Qu'ils soient pro-armes ou anti-avortement, les groupes de pression sont légion à Washington, mais celui qui éclipse tous les autres peut se targuer d'avoir l'oreille de la Maison-Blanche et des élus du Congrès: l'AIPAC, principal lobby pro-Israël aux États-Unis.

Qu'il le veuille ou non, Barack Obama, à l'heure de prendre publiquement position sur le processus de paix -grippé- entre Israël et les Palestiniens, est bien obligé de compter avec l'AIPAC.

Pour preuve: dimanche dernier, c'est devant le congrès annuel de l'organisation à Washington que le président a tenté de calmer le jeu après avoir réitéré son idée de deux États, israélien et palestinien, basés sur les frontières de 1967 adaptées.

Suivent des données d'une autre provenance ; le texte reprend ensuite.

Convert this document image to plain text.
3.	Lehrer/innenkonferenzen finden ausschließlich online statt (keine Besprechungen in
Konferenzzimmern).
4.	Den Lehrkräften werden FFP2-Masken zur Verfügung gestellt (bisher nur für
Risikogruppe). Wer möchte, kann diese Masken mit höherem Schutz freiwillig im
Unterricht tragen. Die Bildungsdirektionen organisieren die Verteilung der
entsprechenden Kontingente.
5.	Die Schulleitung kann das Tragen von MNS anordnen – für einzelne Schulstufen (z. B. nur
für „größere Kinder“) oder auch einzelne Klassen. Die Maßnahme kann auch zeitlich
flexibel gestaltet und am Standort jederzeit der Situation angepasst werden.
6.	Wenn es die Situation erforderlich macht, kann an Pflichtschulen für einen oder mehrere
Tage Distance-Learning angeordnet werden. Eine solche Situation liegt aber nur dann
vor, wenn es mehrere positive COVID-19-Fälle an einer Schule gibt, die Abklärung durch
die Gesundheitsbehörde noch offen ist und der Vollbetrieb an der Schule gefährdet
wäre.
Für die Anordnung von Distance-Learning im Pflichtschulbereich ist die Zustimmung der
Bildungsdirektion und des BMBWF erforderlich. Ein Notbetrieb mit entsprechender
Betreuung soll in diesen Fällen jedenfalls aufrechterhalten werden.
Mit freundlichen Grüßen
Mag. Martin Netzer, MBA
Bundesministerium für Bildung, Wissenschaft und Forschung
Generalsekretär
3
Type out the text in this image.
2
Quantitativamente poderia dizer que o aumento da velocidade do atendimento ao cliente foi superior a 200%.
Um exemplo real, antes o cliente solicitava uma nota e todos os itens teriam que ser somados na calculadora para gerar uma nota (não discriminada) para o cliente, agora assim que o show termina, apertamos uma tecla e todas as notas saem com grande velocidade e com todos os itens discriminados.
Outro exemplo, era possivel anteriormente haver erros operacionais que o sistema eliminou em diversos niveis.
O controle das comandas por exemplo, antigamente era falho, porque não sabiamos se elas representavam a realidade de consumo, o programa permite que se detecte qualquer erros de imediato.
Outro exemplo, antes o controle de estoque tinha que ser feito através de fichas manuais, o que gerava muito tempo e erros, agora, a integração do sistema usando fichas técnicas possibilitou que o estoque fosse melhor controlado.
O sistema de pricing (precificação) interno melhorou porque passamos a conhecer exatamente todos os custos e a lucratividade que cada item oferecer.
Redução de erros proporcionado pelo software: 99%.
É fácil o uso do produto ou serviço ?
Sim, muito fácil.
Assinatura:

Et même s'il a salué les efforts du président américain en faveur de la paix, le premier ministre israélien, Benyamin Nétanyahou, a pu à cette même tribune le lendemain rejeter ces frontières «indéfendables», sans être contredit par qui que ce soit.

Acclamé mardi devant les deux chambres du Congrès, M. Nétanyahou s'est en fait exprimé devant des élus dont les deux tiers l'avaient déjà applaudi à tout rompre la veille au congrès de l'AIPAC.

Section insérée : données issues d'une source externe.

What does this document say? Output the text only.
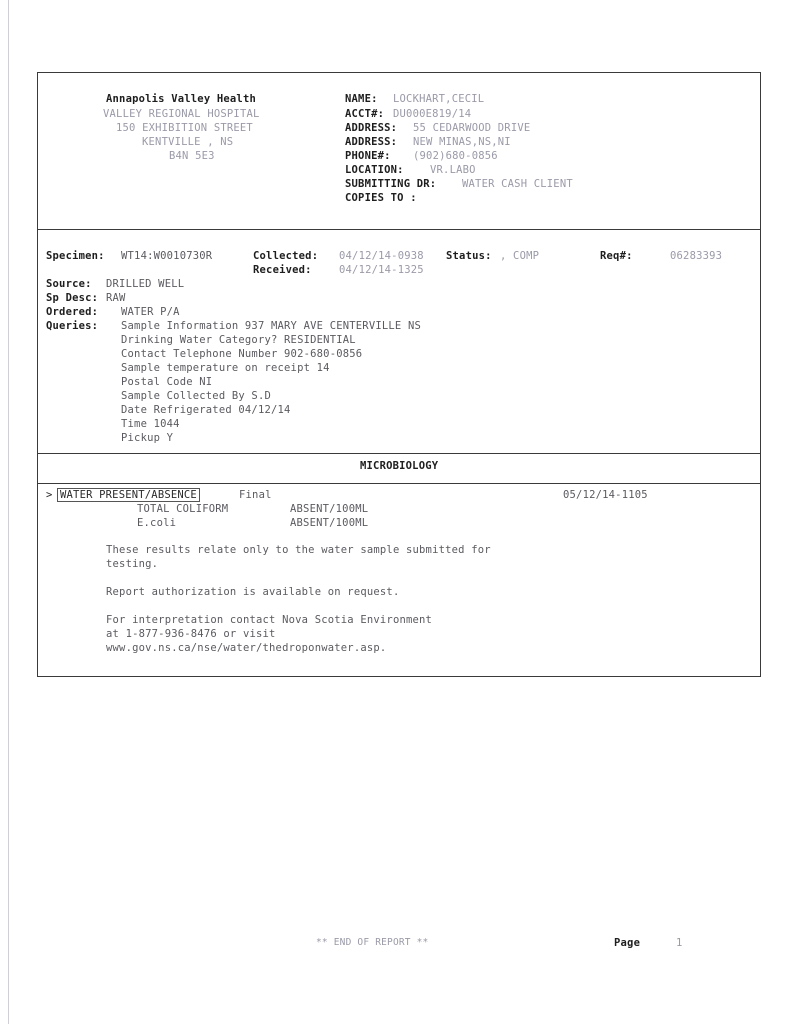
Annapolis Valley Health
VALLEY REGIONAL HOSPITAL
150 EXHIBITION STREET
KENTVILLE , NS
B4N 5E3
NAME: LOCKHART,CECIL
ACCT#: DU000E819/14
ADDRESS: 55 CEDARWOOD DRIVE
ADDRESS: NEW MINAS,NS,NI
PHONE#: (902)680-0856
LOCATION:	VR.LABO
SUBMITTING DR: WATER CASH CLIENT
COPIES TO :
Specimen: WT14:W0010730R	Collected: 04/12/14-0938 Status: , COMP	Req#:	06283393
Received:	04/12/14-1325
Source: DRILLED WELL
Sp Desc: RAW
Ordered: WATER P/A
Queries: Sample Information 937 MARY AVE CENTERVILLE NS
Drinking Water Category? RESIDENTIAL
Contact Telephone Number 902-680-0856
Sample temperature on receipt 14
Postal Code NI
Sample Collected By S.D
Date Refrigerated 04/12/14
Time 1044
Pickup Y
MICROBIOLOGY
> WATER PRESENT/ABSENCE	Final	05/12/14-1105
TOTAL COLIFORM	ABSENT/100ML
E.coli	ABSENT/100ML
These results relate only to the water sample submitted for
testing.
Report authorization is available on request.
For interpretation contact Nova Scotia Environment
at 1-877-936-8476 or visit
www.gov.ns.ca/nse/water/thedroponwater.asp.
** END OF REPORT **	Page	1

«C'est sans aucun doute le groupe de pression le plus sophistiqué et le plus efficace de Washington», affirme Aaron David Miller, conseiller de plusieurs secrétaires d'État et chercheur au Woodrow Wilson International Center.

Lorsque la tension entre Barack Obama et Benyamin Nétanyahou a éclaté au grand jour, l'un des hauts responsables de l'AIPAC, Howard Kohr, s'est permis d'endosser les habits d'arbitre entre les deux hommes.

Les dirigeants, a-t-il dit, doivent «résoudre leurs différends en privé, et lorsque des tensions se font jour, les dirigeants doivent travailler ensemble pour aplanir leurs divergences».

L'American Israel Public Affairs Committee tire son aplomb de l'histoire commune entre Israël et son allié de toujours. Né dans les années 60, à une époque où la survie de l'État hébreu n'était pas garantie, l'organisation a travaillé à promouvoir l'idée qu'Américains et Israéliens défendaient les mêmes valeurs, tout en s'assurant que Washington verse bien chaque année des milliards de dollars d'aide à Israël.

En sous-main ou parfois au grand jour, l'AIPAC incite le Congrès à adopter une politique favorable à Israël, en se prononçant par exemple pour des sanctions plus sévères contre l'Iran.

«Certains groupes de pression font la promotion des cigarettes, d'autres des armes, et d'autres encore, des personnes âgées», explique Aaron David Miller. L'AIPAC, affirme-t-il, «vend par définition un très bon produit».

Mais pour certains, le poids politique que l'AIPAC s'est arrogé est devenu trop important.

Car même si l'organisation ne contribue pas financièrement à la campagne de tel ou tel candidat, il n'en va pas de même pour ses membres.

En 2007, John Mearsheimer (Université de Chicago), et Stephen Walt (Harvard), ont publié «Le lobby israélien et la politique étrangère américaine». Les deux chercheurs y accusent l'AIPAC de «prendre le Congrès américain en otage», notamment en raison de son habitude de récompenser les élus et candidats favorables à ses idées tout en «punissant» les autres.

De plus, arguent certains, de par son travail intense de pression, l'AIPAC ne fait que renforcer le cliché du tout-puissant lobby juif.

Or, clament ces critiques, on peut très bien être Américain, Juif, et ne pas être partisan de l'AIPAC.

À l'image de Hanna King, 17 ans, qui, avec d'autres, a battu le pavé cette semaine lors du congrès de l'AIPAC pour protester contre ce qu'elle appelle une organisation de droite «qui fait honte».

À l'AIPAC, on balaye ces critiques du revers de la main. «Si vous n'avez pas d'ennemis, cela veut bien dire que vous ne faites rien d'important», explique un interlocuteur proche de l'AIPAC, sous couvert d'anonymat.